Entonces disparas, Lambert.
¿Te das cuenta, mujer, de lo que dices?
Quizá no sepa lo que digo, pero te lo digo.» (pág. 178).
La ausencia de guiones de diálogos contribuye a crear un efecto de ambigüedad, siempre queda la duda de si las frases han sido verbalizadas o si, por el contrario, son parte del discurso interior de los personajes. El texto gana en riqueza, los significados se multiplican al tener varias lecturas, añade misterio y una nota de ironía.
El narrador
¿Quién narra esta truculenta historia?
En el primer capítulo tenemos una voz que se dirige a la segunda persona del singular:
«Usted las mira sin prestar demasiada atención…» (pág. 9).

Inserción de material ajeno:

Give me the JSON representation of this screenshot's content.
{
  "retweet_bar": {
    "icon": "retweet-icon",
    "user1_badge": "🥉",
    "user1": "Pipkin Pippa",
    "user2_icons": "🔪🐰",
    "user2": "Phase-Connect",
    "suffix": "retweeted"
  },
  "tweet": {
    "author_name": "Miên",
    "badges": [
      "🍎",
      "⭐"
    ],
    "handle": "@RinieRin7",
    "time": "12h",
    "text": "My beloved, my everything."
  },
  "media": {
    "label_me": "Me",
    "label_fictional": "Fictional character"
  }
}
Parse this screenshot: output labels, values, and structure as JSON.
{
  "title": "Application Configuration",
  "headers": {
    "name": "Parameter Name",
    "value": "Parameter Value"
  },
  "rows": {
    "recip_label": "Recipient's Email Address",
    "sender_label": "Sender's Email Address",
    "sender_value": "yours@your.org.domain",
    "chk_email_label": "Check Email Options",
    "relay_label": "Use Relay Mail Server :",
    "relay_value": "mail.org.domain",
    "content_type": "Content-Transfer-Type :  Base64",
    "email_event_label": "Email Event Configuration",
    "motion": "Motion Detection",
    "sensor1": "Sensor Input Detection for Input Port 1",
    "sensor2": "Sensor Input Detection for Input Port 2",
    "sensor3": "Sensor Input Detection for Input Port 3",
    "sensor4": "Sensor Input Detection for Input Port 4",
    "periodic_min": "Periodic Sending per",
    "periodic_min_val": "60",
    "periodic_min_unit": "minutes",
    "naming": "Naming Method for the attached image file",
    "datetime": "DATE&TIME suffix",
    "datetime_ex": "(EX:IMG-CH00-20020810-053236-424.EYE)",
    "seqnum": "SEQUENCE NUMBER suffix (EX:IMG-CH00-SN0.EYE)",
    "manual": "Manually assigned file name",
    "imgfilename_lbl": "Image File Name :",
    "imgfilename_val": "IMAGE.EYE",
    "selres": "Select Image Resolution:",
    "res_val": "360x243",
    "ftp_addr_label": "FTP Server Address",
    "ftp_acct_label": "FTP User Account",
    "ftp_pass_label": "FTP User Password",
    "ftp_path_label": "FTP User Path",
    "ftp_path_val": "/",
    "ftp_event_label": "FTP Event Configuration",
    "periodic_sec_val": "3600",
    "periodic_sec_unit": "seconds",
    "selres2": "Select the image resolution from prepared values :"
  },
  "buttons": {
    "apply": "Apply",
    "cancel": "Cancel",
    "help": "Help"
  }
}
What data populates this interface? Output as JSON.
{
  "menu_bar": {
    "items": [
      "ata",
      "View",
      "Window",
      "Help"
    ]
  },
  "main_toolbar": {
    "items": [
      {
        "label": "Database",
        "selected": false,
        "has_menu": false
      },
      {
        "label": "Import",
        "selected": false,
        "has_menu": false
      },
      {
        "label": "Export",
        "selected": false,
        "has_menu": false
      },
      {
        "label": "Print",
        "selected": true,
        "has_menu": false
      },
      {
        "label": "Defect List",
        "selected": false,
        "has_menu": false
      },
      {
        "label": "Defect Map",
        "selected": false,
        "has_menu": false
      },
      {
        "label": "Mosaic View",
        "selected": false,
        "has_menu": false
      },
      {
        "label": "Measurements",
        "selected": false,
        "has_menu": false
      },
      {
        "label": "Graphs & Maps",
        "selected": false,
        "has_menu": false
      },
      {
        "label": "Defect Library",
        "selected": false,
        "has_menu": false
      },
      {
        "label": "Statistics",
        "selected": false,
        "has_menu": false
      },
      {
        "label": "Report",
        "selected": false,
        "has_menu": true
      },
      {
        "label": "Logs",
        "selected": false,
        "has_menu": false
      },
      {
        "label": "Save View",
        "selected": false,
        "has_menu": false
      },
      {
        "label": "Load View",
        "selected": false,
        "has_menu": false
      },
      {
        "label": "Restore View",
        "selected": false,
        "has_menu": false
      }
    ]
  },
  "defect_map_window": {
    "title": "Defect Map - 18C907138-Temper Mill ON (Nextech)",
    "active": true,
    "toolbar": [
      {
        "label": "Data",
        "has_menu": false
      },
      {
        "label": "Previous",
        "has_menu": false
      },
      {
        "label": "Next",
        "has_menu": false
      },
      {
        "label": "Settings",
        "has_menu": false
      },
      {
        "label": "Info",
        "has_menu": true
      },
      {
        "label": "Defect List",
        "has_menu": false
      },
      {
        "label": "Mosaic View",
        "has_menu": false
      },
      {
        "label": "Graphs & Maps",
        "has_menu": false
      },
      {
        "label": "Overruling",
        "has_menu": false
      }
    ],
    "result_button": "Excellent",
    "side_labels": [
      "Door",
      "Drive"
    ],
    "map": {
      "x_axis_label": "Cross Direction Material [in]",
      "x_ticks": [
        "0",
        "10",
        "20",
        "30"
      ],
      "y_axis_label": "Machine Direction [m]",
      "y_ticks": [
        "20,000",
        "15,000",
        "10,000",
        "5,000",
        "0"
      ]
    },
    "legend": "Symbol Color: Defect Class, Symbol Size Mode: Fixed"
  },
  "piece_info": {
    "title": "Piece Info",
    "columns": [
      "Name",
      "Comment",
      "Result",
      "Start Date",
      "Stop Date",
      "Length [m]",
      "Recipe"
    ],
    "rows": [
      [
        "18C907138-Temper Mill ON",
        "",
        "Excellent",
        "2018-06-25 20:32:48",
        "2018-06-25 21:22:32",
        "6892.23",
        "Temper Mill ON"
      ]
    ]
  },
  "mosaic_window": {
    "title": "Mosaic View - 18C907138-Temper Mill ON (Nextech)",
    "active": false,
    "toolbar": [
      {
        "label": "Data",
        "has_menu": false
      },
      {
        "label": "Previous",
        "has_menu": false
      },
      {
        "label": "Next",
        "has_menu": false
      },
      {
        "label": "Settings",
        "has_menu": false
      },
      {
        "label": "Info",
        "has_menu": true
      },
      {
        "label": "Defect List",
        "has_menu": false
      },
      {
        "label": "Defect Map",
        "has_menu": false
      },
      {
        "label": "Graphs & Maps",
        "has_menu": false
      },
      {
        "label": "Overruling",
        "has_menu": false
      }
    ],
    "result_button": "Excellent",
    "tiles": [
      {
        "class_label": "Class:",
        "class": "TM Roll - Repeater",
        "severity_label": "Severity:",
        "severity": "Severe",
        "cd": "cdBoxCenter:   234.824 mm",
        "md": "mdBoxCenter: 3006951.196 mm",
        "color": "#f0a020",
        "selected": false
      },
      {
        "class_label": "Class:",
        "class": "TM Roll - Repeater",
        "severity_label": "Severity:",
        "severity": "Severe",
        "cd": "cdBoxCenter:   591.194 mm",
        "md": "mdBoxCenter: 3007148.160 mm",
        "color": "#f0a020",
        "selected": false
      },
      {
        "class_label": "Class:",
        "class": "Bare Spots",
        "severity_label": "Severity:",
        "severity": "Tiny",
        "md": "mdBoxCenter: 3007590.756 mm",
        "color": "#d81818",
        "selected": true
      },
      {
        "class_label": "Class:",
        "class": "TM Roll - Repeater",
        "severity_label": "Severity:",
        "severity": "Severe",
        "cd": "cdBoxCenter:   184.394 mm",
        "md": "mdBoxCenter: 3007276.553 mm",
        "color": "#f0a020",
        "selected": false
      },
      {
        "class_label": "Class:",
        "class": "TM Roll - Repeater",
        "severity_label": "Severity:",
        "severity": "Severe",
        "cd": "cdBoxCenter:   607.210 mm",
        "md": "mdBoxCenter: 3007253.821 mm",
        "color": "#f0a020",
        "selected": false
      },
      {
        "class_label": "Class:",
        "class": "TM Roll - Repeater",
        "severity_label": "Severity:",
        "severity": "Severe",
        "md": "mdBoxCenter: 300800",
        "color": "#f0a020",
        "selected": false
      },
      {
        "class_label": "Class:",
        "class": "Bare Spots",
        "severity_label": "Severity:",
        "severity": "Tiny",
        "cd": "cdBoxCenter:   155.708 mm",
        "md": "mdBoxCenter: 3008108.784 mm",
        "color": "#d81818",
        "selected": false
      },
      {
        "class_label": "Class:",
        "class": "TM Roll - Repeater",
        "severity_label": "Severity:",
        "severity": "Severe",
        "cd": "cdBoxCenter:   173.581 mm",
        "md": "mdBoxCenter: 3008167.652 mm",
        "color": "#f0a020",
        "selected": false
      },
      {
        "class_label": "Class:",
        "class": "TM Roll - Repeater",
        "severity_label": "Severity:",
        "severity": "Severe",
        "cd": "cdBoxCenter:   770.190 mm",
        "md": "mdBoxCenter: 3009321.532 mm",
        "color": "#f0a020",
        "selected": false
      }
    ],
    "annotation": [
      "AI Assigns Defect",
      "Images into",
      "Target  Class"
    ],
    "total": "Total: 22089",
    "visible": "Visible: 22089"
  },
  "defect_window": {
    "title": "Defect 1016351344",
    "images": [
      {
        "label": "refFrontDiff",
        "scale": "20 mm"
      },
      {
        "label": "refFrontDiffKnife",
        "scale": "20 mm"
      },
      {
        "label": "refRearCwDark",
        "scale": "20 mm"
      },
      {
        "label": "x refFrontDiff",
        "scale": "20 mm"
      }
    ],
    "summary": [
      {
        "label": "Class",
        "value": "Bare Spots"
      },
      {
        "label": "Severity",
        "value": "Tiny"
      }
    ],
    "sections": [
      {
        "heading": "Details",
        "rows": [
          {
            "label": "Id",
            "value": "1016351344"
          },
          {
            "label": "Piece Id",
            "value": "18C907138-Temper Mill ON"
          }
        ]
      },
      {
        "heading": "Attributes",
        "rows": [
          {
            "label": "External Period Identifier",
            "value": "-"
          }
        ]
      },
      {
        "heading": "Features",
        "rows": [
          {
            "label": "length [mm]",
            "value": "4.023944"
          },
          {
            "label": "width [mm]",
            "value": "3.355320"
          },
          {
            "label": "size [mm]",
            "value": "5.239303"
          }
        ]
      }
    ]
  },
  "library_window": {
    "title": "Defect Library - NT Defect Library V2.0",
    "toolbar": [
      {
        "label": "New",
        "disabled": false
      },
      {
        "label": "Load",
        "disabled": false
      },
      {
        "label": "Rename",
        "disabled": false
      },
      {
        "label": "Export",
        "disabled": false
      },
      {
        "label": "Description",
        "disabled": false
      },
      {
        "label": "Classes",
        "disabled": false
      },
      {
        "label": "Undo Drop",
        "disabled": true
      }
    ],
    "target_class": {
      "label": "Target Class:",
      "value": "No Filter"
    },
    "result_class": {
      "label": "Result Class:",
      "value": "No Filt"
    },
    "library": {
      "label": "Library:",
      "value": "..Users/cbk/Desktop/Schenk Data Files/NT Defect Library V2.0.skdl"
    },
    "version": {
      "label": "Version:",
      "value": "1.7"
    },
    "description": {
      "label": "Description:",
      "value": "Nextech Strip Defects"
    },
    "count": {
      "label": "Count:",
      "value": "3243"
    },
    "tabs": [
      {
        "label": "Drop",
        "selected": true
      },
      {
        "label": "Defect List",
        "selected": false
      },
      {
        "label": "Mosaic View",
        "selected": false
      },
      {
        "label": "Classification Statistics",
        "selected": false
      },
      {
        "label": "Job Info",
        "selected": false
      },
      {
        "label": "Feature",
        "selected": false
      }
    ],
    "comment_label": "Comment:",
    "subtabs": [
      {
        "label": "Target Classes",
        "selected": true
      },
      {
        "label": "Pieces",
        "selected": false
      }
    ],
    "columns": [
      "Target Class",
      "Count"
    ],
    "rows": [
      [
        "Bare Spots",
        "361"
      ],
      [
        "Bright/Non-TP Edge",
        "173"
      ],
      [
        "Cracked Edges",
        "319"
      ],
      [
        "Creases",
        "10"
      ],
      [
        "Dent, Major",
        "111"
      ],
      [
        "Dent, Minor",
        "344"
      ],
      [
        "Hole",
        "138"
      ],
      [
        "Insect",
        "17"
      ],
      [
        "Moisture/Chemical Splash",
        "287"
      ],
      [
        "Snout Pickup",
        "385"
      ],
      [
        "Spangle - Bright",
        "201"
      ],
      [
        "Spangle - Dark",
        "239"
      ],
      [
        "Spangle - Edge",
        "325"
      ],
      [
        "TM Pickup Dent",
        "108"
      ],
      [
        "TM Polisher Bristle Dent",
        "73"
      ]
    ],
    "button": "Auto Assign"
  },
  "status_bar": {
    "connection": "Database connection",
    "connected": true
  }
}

Y es ese narrador, que intuye el sentido de la historia y el trágico final, quien hace las comparaciones entre el guarda y sus perros y las escenas de Abu Ghraib, prisión en Irak que fue un escándalo político contemporáneo. Esta deducción nos interesa porque actualiza la historia: no sólo en el campo francés del XIX sucedían estas crueldades, en pleno siglo XXI también. El paralelo entre la época lejana y la contemporánea, subraya la idea de que las barbaridades siguen siendo una constante en la historia del hombre, aunque las formas hayan variado.
¿Pero a quién se dirige ese narrador que hace esta reflexión? Lo sabremos en el siguiente capítulo cuando surge una primera persona narrativa, se trata del dueño de la foto, un familiar moderno de Lambert:
«El guarda de caza mal encuadrado es Lambert. Su territorio, circunscrito por la foto, me resulta conocido, procedo de allí: es la región del Oeste.» (pág. 12).
Este señor, heredero de Lambert, será quien nos cuente la historia. ¿Pero cómo sabía tantas cosas y detalles de algo tan lejano? Al final de la novela, tenemos un guiño en este sentido, un artificio literario determinante para la credibilidad: será el espíritu del mismo Lambert que se proyecta a través del tiempo e ilumina a su pariente para que nos informe, de otra manera sería imposible que alguien supiera lo que jamás se supo, no hubieron testigos de la cacería final, a parte de Lambert y Magdeleine. Y, al mismo tiempo, los detalles del compartimiento sexual del barón, no eran tema de conversación fuera de la propiedad. Sólo los Lambert lo conocían a fondo:
«Lambert no la ayuda, se ha metido en un intersticio del tiempo, sostiene entre los dedos esa foto en blanco y negro. Sabe que se ha convertido en otro hombre.» (pág. 253).
¿Ese otro hombre sería el narrador contemporáneo, el heredero de Lambert? Creo que sí, es un recurso literario que utiliza el escritor francés, ganador de un Premio Goncourt, en esta intrigante novela que atrapa de principio a fin. Un fino trabajo sobre la perversión escrito con gran elegancia, un retrato complejo del hombre que vive con sus miedos, su dolor, y sus pasiones.
Los textos han sido tomados de la edición de Salamandra, 2009. Traducción de Teresa Clavel Lledó.